Je m’arrête à la pâtisserie Polonaise. Je prends une chocolatine. J’apprends à dire merci en polonais. Ça fait rire les deux caissières. Je ris aussi. Elle dit que je le prononce bien. Je prends le compliment. Je paye. L’une me souhaite une bonne semaine. L’autre lui dit quelque chose en polonais. Ah, c’est vrai. À demain, peut-être. Oui, à demain. Car j’aime les chocolatines. Car, tu ne le sais pas, Anastasia, mais ici, c’est l’Atlantique pour moi. Ici, je sens la mer. Ici, je suis ailleurs. Et ailleurs c’est toi et ta chocolatine.

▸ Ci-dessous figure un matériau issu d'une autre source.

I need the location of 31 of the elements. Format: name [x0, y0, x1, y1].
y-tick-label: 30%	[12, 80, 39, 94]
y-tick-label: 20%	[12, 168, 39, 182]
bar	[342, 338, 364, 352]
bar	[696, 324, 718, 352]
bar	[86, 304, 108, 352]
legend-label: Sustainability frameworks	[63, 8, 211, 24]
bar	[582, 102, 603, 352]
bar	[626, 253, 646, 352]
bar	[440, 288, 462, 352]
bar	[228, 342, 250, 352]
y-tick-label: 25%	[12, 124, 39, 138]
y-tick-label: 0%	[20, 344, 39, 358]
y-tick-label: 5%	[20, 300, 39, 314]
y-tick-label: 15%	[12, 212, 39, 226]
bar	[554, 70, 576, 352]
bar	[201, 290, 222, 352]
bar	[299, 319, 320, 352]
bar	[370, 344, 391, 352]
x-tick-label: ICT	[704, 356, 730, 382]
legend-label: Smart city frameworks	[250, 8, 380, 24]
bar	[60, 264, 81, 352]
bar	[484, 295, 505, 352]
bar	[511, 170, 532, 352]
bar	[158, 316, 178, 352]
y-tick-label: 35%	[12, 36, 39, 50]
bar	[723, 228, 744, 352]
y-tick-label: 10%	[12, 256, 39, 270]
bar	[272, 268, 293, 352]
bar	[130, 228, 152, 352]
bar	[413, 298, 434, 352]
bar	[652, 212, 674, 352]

On est toujours l’ailleurs de quelqu’un.
Labels: Histoires de tous les jours, Narcissisme
Je vois que je ne suis pas la seule à avoir des migraines à forcer de tourner en rond dans ma petite tête :-)
J'aime ton texte.
Littérairement parlant, tu nous balades et c'est un plaisir. Tes mots dessinent des paysages que je ne connais pas, tes mots me renvoient une vie ailleurs, et je t'envie, tant il est vrai que l'herbe est toujours + verte dans le champ d'à côté...
Et ce matin, elle était plus joyeuse la pente descendante?
Très beau texte, Onassis.
Mais fais le Parisien 2 secondes, appelle un pain au chocolat un pain au chocolat!:))))
Voisine : En doutais-tu ? :) Merci.
Sarvane : Et moi je t'envie, ma chère écrivaine publiée :)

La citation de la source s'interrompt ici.